Oh dearest reader, the deeper I dig into the struggles and questions and answers of life, the harder I work and more I search with furrowed brow, the more I hear the answer clearly whispered to me in a single word: play.
It is both the innocent imagination of a 3-year old and at the same time the ease of flow of an ancient master. In fact, I think it is not one or the other, but the two together.
i have a hard time teaching the concept to my kids (well, on second thought, it can be challenging to teach the ideology to adults) without them thinking that I’m talking about goofing off or slacking or wasting time and avoiding “real work.”
My explanations helps my kids little: when you experience mortality in someone close to you, it changes, no, alters, no, transforms your perception of your own reality. What was previously important might become less important–or more important. What was only a short time ago was the foundation of your existence is as light as toast.
I openly admit to being a card-carrying Carl Spackler fan and unabashedly quote from Caddyshack as if were the Old Testament. But his belief in “what he’s got going for him” is so genuine that it fuels his passion and quells any fears. He feels as if he has been given something special, now has something special, as if he is someone special and the fact is, that’s all he needs.
Does everyone have this? Now I never caddied for the Dalai Lama, but somewhere along the line, someone gave me a gift like Carl received and I have it. It’s lightness, it’s a knowing that all is going to be OK and to stop the struggle and let something larger lead the way.
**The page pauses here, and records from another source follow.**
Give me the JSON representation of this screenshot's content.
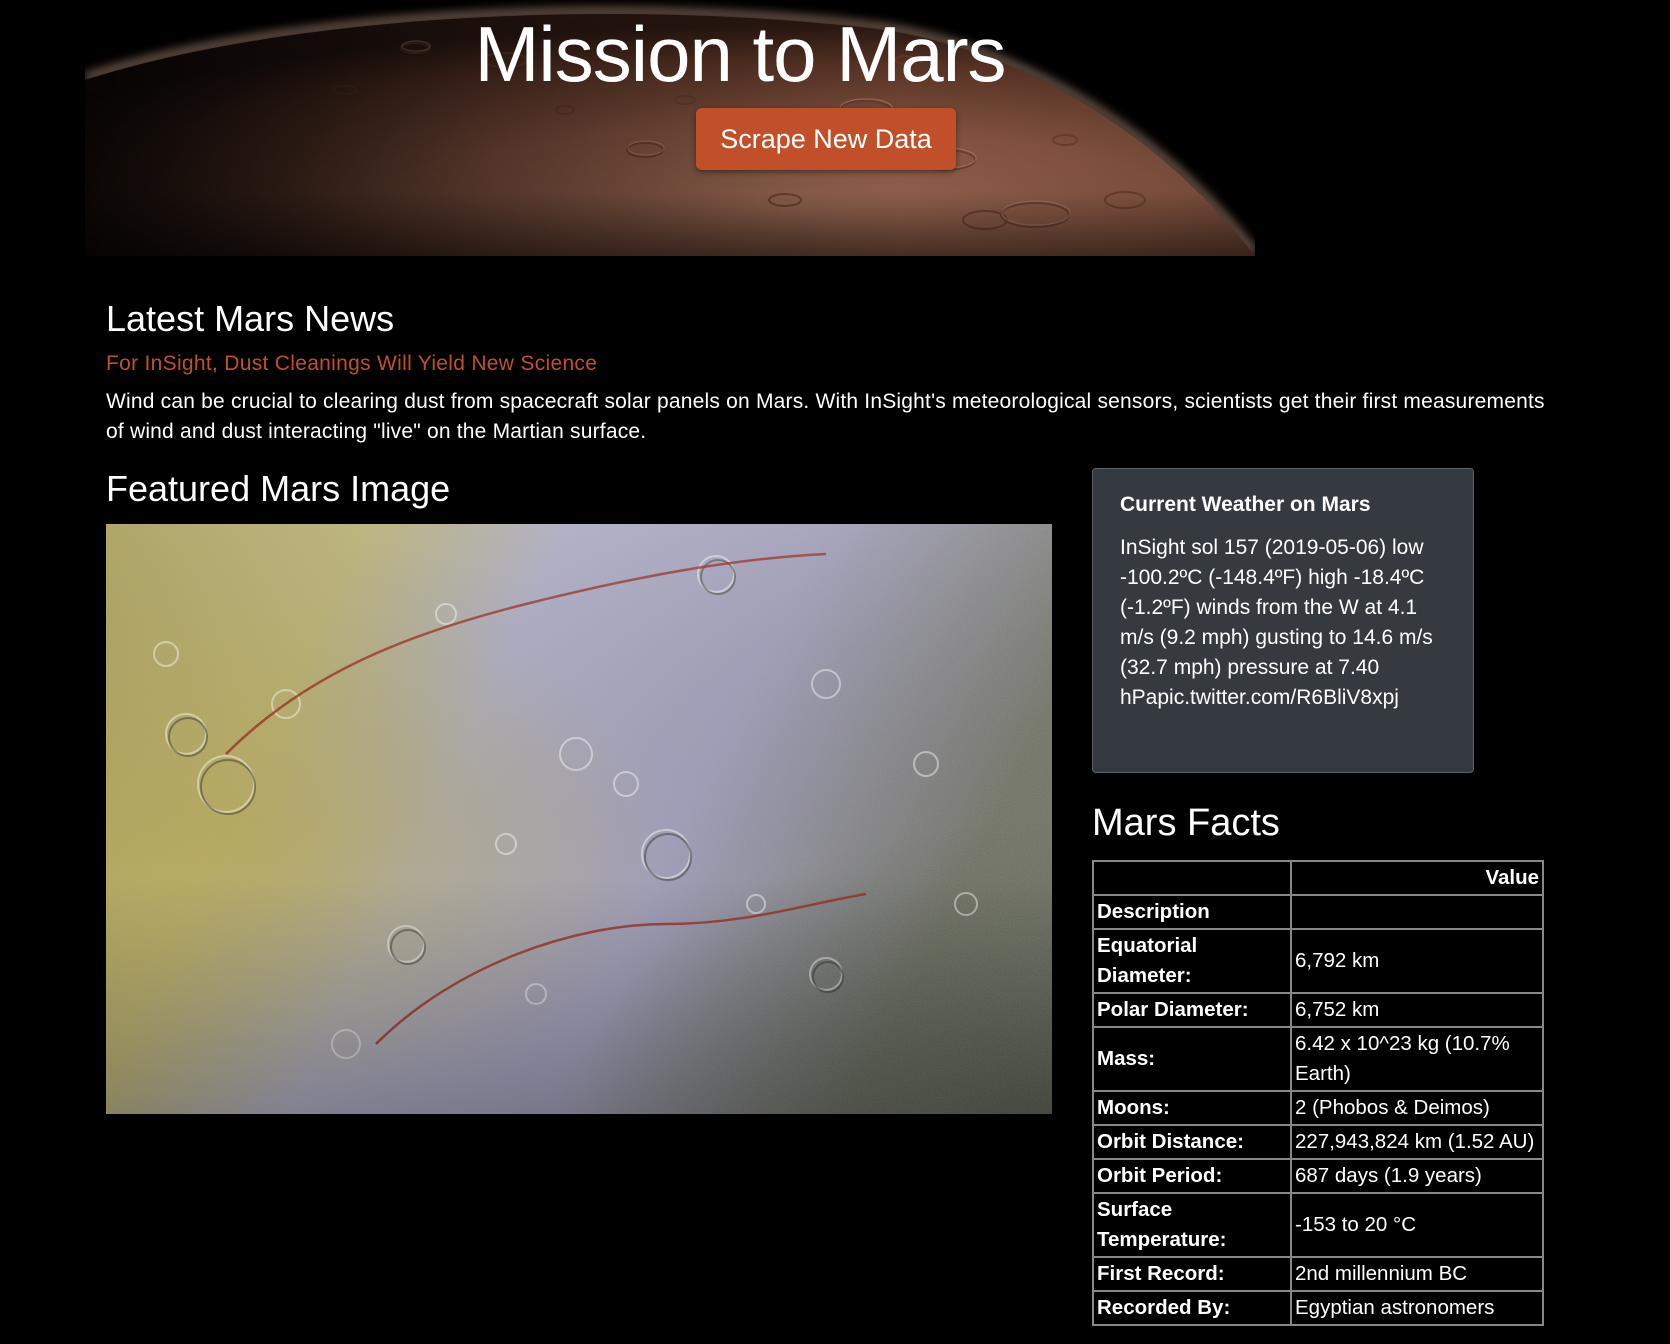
{
  "header": {
    "title": "Mission to Mars",
    "button_label": "Scrape New Data"
  },
  "news": {
    "heading": "Latest Mars News",
    "title": "For InSight, Dust Cleanings Will Yield New Science",
    "paragraph": "Wind can be crucial to clearing dust from spacecraft solar panels on Mars. With InSight's meteorological sensors, scientists get their first measurements of wind and dust interacting \"live\" on the Martian surface."
  },
  "featured": {
    "heading": "Featured Mars Image"
  },
  "weather": {
    "title": "Current Weather on Mars",
    "text": "InSight sol 157 (2019-05-06) low -100.2ºC (-148.4ºF) high -18.4ºC (-1.2ºF) winds from the W at 4.1 m/s (9.2 mph) gusting to 14.6 m/s (32.7 mph) pressure at 7.40 hPapic.twitter.com/R6BliV8xpj"
  },
  "facts": {
    "heading": "Mars Facts",
    "header_row": [
      "",
      "Value"
    ],
    "index_label": "Description",
    "rows": [
      {
        "label": "Equatorial Diameter:",
        "value": "6,792 km"
      },
      {
        "label": "Polar Diameter:",
        "value": "6,752 km"
      },
      {
        "label": "Mass:",
        "value": "6.42 x 10^23 kg (10.7% Earth)"
      },
      {
        "label": "Moons:",
        "value": "2 (Phobos & Deimos)"
      },
      {
        "label": "Orbit Distance:",
        "value": "227,943,824 km (1.52 AU)"
      },
      {
        "label": "Orbit Period:",
        "value": "687 days (1.9 years)"
      },
      {
        "label": "Surface Temperature:",
        "value": "-153 to 20 °C"
      },
      {
        "label": "First Record:",
        "value": "2nd millennium BC"
      },
      {
        "label": "Recorded By:",
        "value": "Egyptian astronomers"
      }
    ]
  }
}
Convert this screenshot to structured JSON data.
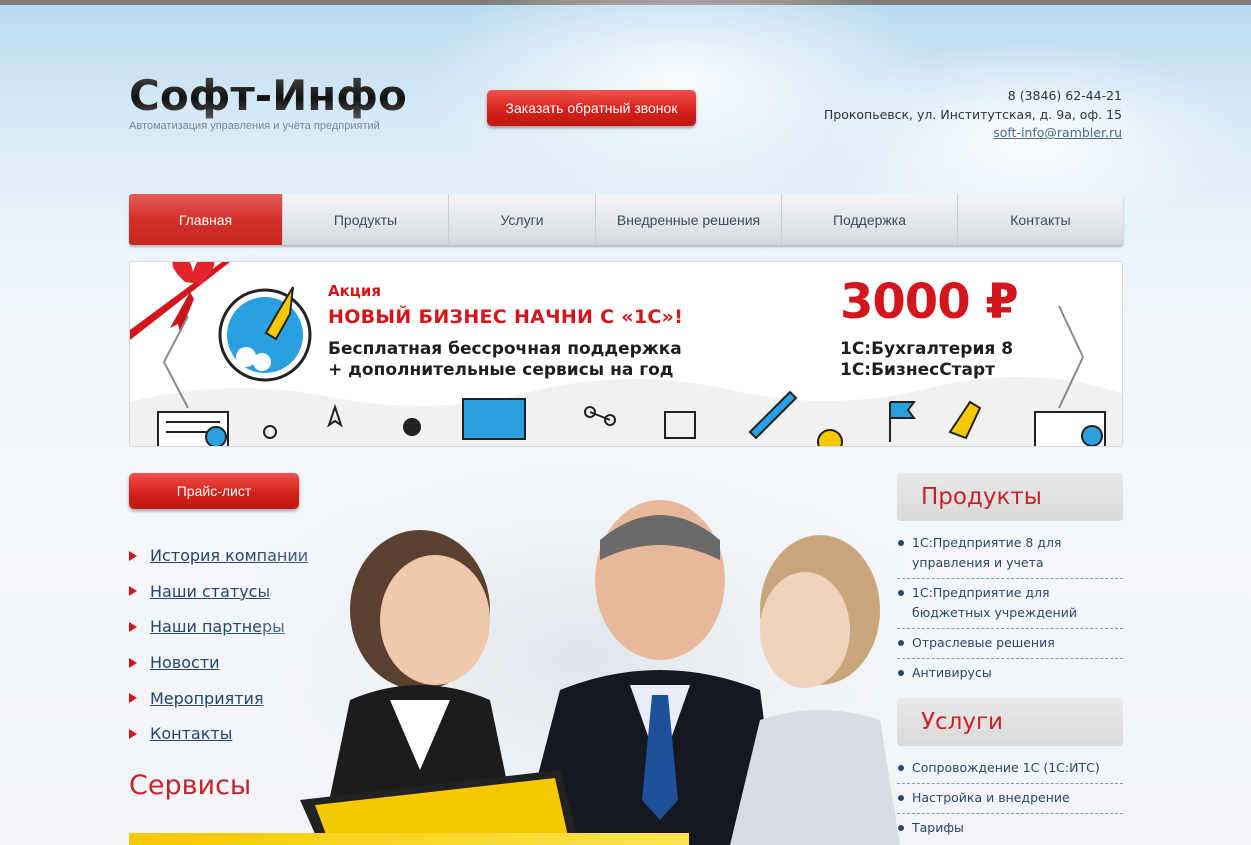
{
  "header": {
    "logo_title": "Софт-Инфо",
    "logo_subtitle": "Автоматизация управления и учёта предприятий",
    "callback_button": "Заказать обратный звонок",
    "phone": "8 (3846) 62-44-21",
    "address": "Прокопьевск, ул. Институтская, д. 9а, оф. 15",
    "email": "soft-info@rambler.ru"
  },
  "nav": {
    "items": [
      "Главная",
      "Продукты",
      "Услуги",
      "Внедренные решения",
      "Поддержка",
      "Контакты"
    ],
    "active": "Главная"
  },
  "banner": {
    "label": "Акция",
    "headline": "НОВЫЙ БИЗНЕС НАЧНИ С «1С»!",
    "line1": "Бесплатная бессрочная поддержка",
    "line2": "+ дополнительные сервисы на год",
    "price": "3000 ₽",
    "product1": "1С:Бухгалтерия 8",
    "product2": "1С:БизнесСтарт"
  },
  "price_button": "Прайс-лист",
  "left_menu": [
    "История компании",
    "Наши статусы",
    "Наши партнеры",
    "Новости",
    "Мероприятия",
    "Контакты"
  ],
  "services_title": "Сервисы",
  "sidebar": {
    "products": {
      "title": "Продукты",
      "items": [
        "1С:Предприятие 8 для управления и учета",
        "1С:Предприятие для бюджетных учреждений",
        "Отраслевые решения",
        "Антивирусы"
      ]
    },
    "services": {
      "title": "Услуги",
      "items": [
        "Сопровождение 1С (1С:ИТС)",
        "Настройка и внедрение",
        "Тарифы"
      ]
    }
  },
  "colors": {
    "accent_red": "#d4151c",
    "link_blue": "#25456a",
    "nav_bg": "#e3e6ea"
  }
}
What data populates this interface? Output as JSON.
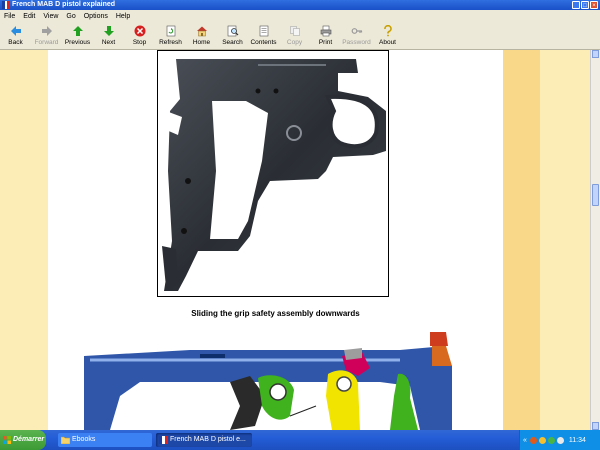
{
  "window": {
    "title": "French MAB D pistol explained"
  },
  "menu": [
    "File",
    "Edit",
    "View",
    "Go",
    "Options",
    "Help"
  ],
  "toolbar": [
    {
      "label": "Back",
      "icon": "back-arrow-icon",
      "enabled": true
    },
    {
      "label": "Forward",
      "icon": "forward-arrow-icon",
      "enabled": false
    },
    {
      "label": "Previous",
      "icon": "up-arrow-icon",
      "enabled": true
    },
    {
      "label": "Next",
      "icon": "down-arrow-icon",
      "enabled": true
    },
    {
      "label": "Stop",
      "icon": "stop-icon",
      "enabled": true
    },
    {
      "label": "Refresh",
      "icon": "refresh-icon",
      "enabled": true
    },
    {
      "label": "Home",
      "icon": "home-icon",
      "enabled": true
    },
    {
      "label": "Search",
      "icon": "search-icon",
      "enabled": true
    },
    {
      "label": "Contents",
      "icon": "contents-icon",
      "enabled": true
    },
    {
      "label": "Copy",
      "icon": "copy-icon",
      "enabled": false
    },
    {
      "label": "Print",
      "icon": "print-icon",
      "enabled": true
    },
    {
      "label": "Password",
      "icon": "key-icon",
      "enabled": false
    },
    {
      "label": "About",
      "icon": "help-icon",
      "enabled": true
    }
  ],
  "content": {
    "caption": "Sliding the grip safety assembly downwards"
  },
  "taskbar": {
    "start_label": "Démarrer",
    "tasks": [
      {
        "label": "Ebooks"
      },
      {
        "label": "French MAB D pistol e..."
      }
    ],
    "tray_chevron": "«",
    "clock": "11:34"
  },
  "colors": {
    "titlebar": "#1a50c8",
    "page_background": "#fcf1c4",
    "right_band": "#f9d889",
    "diagram_frame": "#2f56a8",
    "diagram_yellow": "#f0e400",
    "diagram_green": "#3fb21e",
    "diagram_magenta": "#d0005a"
  }
}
It’s not necessarily comedy. It doesn’t have to be funny or laughing. It’s not too serious, but it’s of utmost importance. At the end of the day, I feel I sometimes need a bit of replenishment, but in the morning, I’m charged up with it to the brim.
I don’t have another word for it, but this one seems just fine. It’s a sly, knowing smile. It’s simple. It’s uncomplicated. It’s as powerful as a rocket and can be as quiet as an owl. It’s just this one thing: Play.
So I jump ship in Hong Kong and make my way over to Tibet, and I get on as a looper at a course over in the Himalayas. A looper, you know, a caddy, a looper, a jock. So, I tell them I’m a pro jock, and who do you think they give me? The Dalai Lama himself. Twelfth son of the Lama. The flowing robes, the grace, bald… striking.
So, I’m on the first tee with him. I give him the driver. He hauls off and whacks one – big hitter, the Lama – long, into a ten-thousand foot crevasse, right at the base of this glacier. Do you know what the Lama says? Gunga galunga… gunga, gunga-galunga.
So we finish eighteen and he’s gonna stiff me. And I say, “Hey, Lama, hey, how about a little something, you know, for the effort, you know.” And he says, “Oh, uh, there won’t be any money, but when you die, on your deathbed, you will receive total consciousness.”